We generated an interactive map to show the locations of car accidents in New York City in 2020 and the number of injuries resulting from each accident.
accidents_2020_map = accidents1 %>%
filter(!is.na(borough)) %>%
filter(!is.na(latitude)) %>%
filter(!is.na(longitude)) %>%
mutate(
total_injured = number_of_persons_injured + number_of_pedestrians_injured + number_of_cyclist_injured + number_of_motorist_injured,
textlab = paste0("Number of Injuries: ", total_injured, "\nAddress: ", on_street_name)
)
total_injuried_map = accidents_2020_map %>%
plot_ly(
lat = ~latitude,
lon = ~longitude,
type = "scattermapbox",
mode = "markers",
alpha = 0.5,
color = ~total_injured,
text = ~textlab,
colors = "YlOrRd")
total_injuried_map %>% layout(
mapbox = list(
style = 'carto-positron',
zoom = 9,
center = list(lon = -73.9, lat = 40.7)),
title = "<b> Total Number of Injuries </b>",
legend = list(title = list(text = "Borough of Accidents", size = 9),
orientation = "h",
font = list(size = 9)))
From the plot, we can tell that the maximum injury in one accident is 30 people.
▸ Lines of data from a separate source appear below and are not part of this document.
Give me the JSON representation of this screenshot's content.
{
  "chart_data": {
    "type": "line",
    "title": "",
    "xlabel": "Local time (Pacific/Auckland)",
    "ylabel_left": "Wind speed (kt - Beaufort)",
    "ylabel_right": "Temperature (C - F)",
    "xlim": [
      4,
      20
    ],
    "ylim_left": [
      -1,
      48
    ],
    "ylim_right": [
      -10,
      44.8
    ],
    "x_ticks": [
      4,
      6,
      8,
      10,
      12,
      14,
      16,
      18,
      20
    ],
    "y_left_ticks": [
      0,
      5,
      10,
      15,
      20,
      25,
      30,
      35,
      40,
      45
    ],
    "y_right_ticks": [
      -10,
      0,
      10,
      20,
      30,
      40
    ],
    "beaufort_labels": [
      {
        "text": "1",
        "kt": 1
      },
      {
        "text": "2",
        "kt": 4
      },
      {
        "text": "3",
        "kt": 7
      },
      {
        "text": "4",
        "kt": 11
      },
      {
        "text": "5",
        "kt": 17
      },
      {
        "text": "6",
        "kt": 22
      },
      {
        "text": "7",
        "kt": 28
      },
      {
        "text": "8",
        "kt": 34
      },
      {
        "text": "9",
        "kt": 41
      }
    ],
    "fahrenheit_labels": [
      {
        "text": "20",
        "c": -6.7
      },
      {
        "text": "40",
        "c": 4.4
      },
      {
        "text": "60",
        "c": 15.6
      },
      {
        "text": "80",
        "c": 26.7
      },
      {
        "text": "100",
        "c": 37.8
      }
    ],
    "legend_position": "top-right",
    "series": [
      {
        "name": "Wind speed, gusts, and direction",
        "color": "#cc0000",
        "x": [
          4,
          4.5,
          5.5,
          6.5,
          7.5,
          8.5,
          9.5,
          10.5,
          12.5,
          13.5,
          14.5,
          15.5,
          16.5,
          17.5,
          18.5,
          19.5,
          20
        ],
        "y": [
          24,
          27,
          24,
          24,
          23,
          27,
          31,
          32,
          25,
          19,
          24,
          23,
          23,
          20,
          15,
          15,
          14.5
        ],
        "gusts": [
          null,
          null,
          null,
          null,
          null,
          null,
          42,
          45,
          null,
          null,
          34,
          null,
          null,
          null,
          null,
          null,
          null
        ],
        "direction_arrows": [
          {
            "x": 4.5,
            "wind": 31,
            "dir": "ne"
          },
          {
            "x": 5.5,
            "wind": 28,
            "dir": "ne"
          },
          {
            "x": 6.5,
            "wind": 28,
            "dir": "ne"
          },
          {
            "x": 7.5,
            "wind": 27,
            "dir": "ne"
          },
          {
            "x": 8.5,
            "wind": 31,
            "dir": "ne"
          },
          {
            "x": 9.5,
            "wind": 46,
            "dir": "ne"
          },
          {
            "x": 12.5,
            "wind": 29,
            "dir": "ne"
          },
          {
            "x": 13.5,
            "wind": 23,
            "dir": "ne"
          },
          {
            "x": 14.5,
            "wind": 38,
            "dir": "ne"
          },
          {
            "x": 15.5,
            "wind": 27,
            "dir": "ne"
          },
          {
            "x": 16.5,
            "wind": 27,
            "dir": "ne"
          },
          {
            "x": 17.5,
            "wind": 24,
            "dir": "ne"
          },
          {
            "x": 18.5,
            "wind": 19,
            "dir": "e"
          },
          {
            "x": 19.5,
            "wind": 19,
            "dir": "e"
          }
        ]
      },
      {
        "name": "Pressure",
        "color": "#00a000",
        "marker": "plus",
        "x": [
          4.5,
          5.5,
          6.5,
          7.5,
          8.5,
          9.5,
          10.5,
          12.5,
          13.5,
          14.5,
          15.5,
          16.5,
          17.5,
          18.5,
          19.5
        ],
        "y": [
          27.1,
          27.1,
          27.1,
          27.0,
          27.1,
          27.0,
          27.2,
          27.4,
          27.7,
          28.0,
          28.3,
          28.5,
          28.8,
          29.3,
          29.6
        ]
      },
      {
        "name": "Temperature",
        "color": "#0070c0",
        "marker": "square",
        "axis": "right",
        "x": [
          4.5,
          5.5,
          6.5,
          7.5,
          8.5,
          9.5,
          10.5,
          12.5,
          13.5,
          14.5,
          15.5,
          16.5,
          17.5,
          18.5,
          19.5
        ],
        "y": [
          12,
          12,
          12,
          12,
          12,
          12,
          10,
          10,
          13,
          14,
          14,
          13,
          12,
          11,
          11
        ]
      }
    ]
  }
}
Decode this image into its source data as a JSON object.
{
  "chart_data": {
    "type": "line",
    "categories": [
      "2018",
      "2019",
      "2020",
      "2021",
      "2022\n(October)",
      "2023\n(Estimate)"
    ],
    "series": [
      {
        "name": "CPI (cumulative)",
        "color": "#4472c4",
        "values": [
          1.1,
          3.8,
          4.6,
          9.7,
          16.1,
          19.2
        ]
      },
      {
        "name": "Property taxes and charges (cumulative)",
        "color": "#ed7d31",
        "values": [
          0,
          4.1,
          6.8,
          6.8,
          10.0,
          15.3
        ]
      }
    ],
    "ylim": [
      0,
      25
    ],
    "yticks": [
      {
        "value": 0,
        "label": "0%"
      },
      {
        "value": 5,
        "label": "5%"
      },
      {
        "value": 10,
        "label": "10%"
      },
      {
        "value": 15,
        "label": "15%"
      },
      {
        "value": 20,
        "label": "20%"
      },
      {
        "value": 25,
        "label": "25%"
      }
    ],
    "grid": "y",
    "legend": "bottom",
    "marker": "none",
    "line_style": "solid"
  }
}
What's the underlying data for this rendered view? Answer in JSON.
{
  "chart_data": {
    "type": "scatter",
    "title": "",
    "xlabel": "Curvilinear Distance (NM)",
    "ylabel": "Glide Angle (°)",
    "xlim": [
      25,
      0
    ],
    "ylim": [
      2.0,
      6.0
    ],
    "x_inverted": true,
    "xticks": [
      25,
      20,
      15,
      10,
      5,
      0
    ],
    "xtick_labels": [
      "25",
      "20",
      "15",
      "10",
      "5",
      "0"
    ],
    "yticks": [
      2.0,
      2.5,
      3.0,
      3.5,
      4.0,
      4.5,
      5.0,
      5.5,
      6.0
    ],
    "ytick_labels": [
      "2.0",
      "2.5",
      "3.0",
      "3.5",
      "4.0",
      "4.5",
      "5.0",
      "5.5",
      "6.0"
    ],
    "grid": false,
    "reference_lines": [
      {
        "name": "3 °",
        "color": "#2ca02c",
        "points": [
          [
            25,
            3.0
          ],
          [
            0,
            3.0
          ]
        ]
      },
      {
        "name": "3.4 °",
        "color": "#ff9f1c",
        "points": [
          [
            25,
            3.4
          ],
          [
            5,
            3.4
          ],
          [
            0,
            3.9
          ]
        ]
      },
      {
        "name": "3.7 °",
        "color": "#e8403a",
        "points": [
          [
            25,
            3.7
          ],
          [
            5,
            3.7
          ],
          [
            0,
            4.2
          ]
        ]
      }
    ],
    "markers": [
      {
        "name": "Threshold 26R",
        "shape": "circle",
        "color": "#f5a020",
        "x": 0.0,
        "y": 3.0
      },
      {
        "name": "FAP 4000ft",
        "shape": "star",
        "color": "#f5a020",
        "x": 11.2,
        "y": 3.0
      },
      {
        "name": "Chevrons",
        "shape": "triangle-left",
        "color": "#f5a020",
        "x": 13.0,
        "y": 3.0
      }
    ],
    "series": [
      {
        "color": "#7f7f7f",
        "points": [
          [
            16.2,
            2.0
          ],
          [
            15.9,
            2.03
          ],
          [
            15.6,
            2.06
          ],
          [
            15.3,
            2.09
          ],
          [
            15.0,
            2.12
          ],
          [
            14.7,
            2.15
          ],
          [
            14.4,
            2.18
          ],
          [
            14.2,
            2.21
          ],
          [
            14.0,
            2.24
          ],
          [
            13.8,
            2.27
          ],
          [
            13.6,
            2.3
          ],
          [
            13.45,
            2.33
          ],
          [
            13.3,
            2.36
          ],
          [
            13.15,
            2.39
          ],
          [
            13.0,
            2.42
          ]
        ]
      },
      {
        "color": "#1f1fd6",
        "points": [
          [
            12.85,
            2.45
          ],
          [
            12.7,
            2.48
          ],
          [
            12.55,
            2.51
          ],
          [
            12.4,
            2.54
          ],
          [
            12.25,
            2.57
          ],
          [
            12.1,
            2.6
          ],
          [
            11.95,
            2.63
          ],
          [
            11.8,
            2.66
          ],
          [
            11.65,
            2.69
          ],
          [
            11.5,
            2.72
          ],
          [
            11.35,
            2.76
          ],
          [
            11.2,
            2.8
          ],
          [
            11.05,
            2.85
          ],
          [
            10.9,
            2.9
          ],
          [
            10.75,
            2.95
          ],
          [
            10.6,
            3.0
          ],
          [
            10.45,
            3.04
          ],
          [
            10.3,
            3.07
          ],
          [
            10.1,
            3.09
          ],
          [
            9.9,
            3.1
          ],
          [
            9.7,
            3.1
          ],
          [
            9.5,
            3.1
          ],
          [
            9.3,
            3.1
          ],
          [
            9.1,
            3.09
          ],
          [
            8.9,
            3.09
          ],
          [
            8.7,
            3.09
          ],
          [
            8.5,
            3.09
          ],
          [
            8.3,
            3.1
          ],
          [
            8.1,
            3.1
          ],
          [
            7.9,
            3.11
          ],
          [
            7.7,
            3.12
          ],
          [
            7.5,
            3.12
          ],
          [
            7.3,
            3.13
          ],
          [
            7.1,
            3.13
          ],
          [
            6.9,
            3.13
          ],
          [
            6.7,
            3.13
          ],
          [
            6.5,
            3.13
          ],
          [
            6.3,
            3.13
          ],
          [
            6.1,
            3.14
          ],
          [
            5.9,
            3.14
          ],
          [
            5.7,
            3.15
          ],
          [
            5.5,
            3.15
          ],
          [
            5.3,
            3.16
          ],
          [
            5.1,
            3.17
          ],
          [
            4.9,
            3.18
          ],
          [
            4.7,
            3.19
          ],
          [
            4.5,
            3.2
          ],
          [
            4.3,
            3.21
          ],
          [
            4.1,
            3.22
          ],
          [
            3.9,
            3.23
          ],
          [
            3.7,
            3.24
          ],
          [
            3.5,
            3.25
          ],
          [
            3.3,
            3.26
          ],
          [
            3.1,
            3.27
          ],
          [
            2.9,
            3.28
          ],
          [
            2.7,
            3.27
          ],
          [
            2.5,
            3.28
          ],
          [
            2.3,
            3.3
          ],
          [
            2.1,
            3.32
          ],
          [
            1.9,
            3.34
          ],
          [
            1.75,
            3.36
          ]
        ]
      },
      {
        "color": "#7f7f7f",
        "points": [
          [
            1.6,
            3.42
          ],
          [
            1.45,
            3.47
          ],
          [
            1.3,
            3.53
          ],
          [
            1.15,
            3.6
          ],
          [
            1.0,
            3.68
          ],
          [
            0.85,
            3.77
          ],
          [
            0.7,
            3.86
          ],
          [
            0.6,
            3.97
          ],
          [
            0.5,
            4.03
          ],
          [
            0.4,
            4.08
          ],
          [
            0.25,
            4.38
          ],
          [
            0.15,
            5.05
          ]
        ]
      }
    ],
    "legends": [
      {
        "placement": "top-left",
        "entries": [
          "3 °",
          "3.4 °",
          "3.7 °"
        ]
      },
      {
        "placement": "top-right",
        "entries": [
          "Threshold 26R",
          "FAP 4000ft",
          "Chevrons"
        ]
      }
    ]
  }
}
However, most accidents have less than 5 injuries. A few accidents have more than 5 injuries.
This information can be used to identify areas of the city with higher numbers of injuries and develop strategies for reducing the number of injuries in those areas. For example, one potential strategy might be increasing public awareness of road safety and encouraging drivers to be more careful in areas with high numbers of injuries.